Kerala Kerakarshaka Sahakarana Federation, Ltd.
- Company type: Public company
- Industry: Coconut products
- Founded: 1987; 39 years ago
- Headquarters: Thiruvananthapuram, Kerala, India
- Key people: M. A. Francis (Managing Director)
- Products: Coconut oil; Coconut Mash (Pinnacku); Desiccated coconut;
- Revenue: ₹1.92 billion (US$20 million) (2009–2010)
- Net income: ₹54.3 million (US$570,000) (2009–2010)
- Number of employees: ~670
- Website: www.kerafed.com

= KERAFED =

Indian federation of coconut farmers

KERAFED is the top-level co-operative federation of coconut farmers in the southern Indian state of Kerala. KERAFED is also a producer and marketer of products based on coconut. It is the third largest producer of coconut oil in India.

In July 2019, Minister for Agriculture V. S. Sunil Kumar launched the State-Level Raw Coconut Procurement Drive with the support of around 190 primary agriculture co-operative societies in Kerala. The latest procurement initiative would assure coconut farmers a supportive price of ₹27 per kilogram.

== History ==

The Government of Kerala established KERAFED in 1987 with the aim of assisting coconut farmers by procuring their produce and regulating marketing operations to address the price challenges they were facing

A production unit relating to the sector was created in 1991 to crush and market copra procured from the farmers at remunerative price to relieve the section of price crunch and to cater the edible oil requirement of the society by maintaining high quality standards.

During the financial year 2009–2010, KERAFED procured 24,500 metric tonnes of copra for its operations.

== Current operations ==
KERAFED has two expeller oil extraction facilities—one at Karunagappalli, Kollam and the other at Naduvannur, Kozhikode—and caters to about 500,000 consumers in Kerala through 14,000 retail outlets.

The oil complex in Karunagappalli, is the largest coconut oil mill in the sub-continent with an installed capacity of 20 tonnes per day (TPD) (7504 TPA, 2009–2010).
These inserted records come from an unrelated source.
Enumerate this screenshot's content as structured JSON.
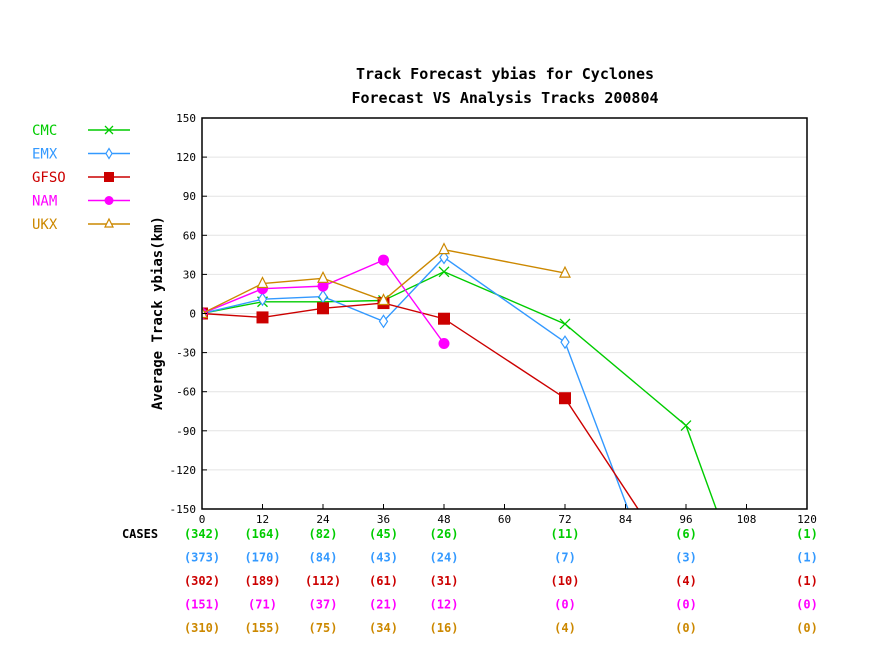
{
  "chart_data": {
    "type": "line",
    "title": "Track Forecast ybias for Cyclones",
    "subtitle": "Forecast VS Analysis Tracks 200804",
    "xlabel": "",
    "ylabel": "Average Track ybias(km)",
    "xlim": [
      0,
      120
    ],
    "ylim": [
      -150,
      150
    ],
    "x_ticks": [
      "0",
      "12",
      "24",
      "36",
      "48",
      "60",
      "72",
      "84",
      "96",
      "108",
      "120"
    ],
    "y_ticks": [
      "150",
      "120",
      "90",
      "60",
      "30",
      "0",
      "-30",
      "-60",
      "-90",
      "-120",
      "-150"
    ],
    "grid": true,
    "legend_position": "left",
    "cases_label": "CASES",
    "series": [
      {
        "name": "CMC",
        "color": "#00cc00",
        "marker": "x",
        "x": [
          0,
          12,
          24,
          36,
          48,
          72,
          96,
          102
        ],
        "y": [
          0,
          9,
          9,
          10,
          32,
          -8,
          -86,
          -150
        ],
        "cases": [
          "(342)",
          "(164)",
          "(82)",
          "(45)",
          "(26)",
          "(11)",
          "(6)",
          "(1)"
        ],
        "cases_x": [
          0,
          12,
          24,
          36,
          48,
          72,
          96,
          120
        ]
      },
      {
        "name": "EMX",
        "color": "#3399ff",
        "marker": "diamond",
        "x": [
          0,
          12,
          24,
          36,
          48,
          72,
          84.5
        ],
        "y": [
          0,
          11,
          13,
          -6,
          43,
          -22,
          -150
        ],
        "cases": [
          "(373)",
          "(170)",
          "(84)",
          "(43)",
          "(24)",
          "(7)",
          "(3)",
          "(1)"
        ],
        "cases_x": [
          0,
          12,
          24,
          36,
          48,
          72,
          96,
          120
        ]
      },
      {
        "name": "GFSO",
        "color": "#cc0000",
        "marker": "square",
        "x": [
          0,
          12,
          24,
          36,
          48,
          72,
          86.5
        ],
        "y": [
          0,
          -3,
          4,
          8,
          -4,
          -65,
          -150
        ],
        "cases": [
          "(302)",
          "(189)",
          "(112)",
          "(61)",
          "(31)",
          "(10)",
          "(4)",
          "(1)"
        ],
        "cases_x": [
          0,
          12,
          24,
          36,
          48,
          72,
          96,
          120
        ]
      },
      {
        "name": "NAM",
        "color": "#ff00ff",
        "marker": "circle",
        "x": [
          0,
          12,
          24,
          36,
          48
        ],
        "y": [
          0,
          19,
          21,
          41,
          -23
        ],
        "cases": [
          "(151)",
          "(71)",
          "(37)",
          "(21)",
          "(12)",
          "(0)",
          "(0)",
          "(0)"
        ],
        "cases_x": [
          0,
          12,
          24,
          36,
          48,
          72,
          96,
          120
        ]
      },
      {
        "name": "UKX",
        "color": "#cc8800",
        "marker": "triangle",
        "x": [
          0,
          12,
          24,
          36,
          48,
          72
        ],
        "y": [
          0,
          23,
          27,
          10,
          49,
          31
        ],
        "cases": [
          "(310)",
          "(155)",
          "(75)",
          "(34)",
          "(16)",
          "(4)",
          "(0)",
          "(0)"
        ],
        "cases_x": [
          0,
          12,
          24,
          36,
          48,
          72,
          96,
          120
        ]
      }
    ]
  }
}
The facility at Naduvannur provides a production of 7.5 TPD (2693 TPA, 2009–2010). Total production was about 10,000 metric tonnes during the year 2009–2010.

During this period, the facilities used 15,887 metric tonnes of copra and generated 5,111 metric tonnes of "pinnack" by-product.

== Products ==

Previous logo

"KERA" brand of coconut oil is sold in HDPE bottles of 100 ml, 200 ml and 500 ml; PET bottles of 1000 ml; and polythene pouches of 500 ml and 1000 ml.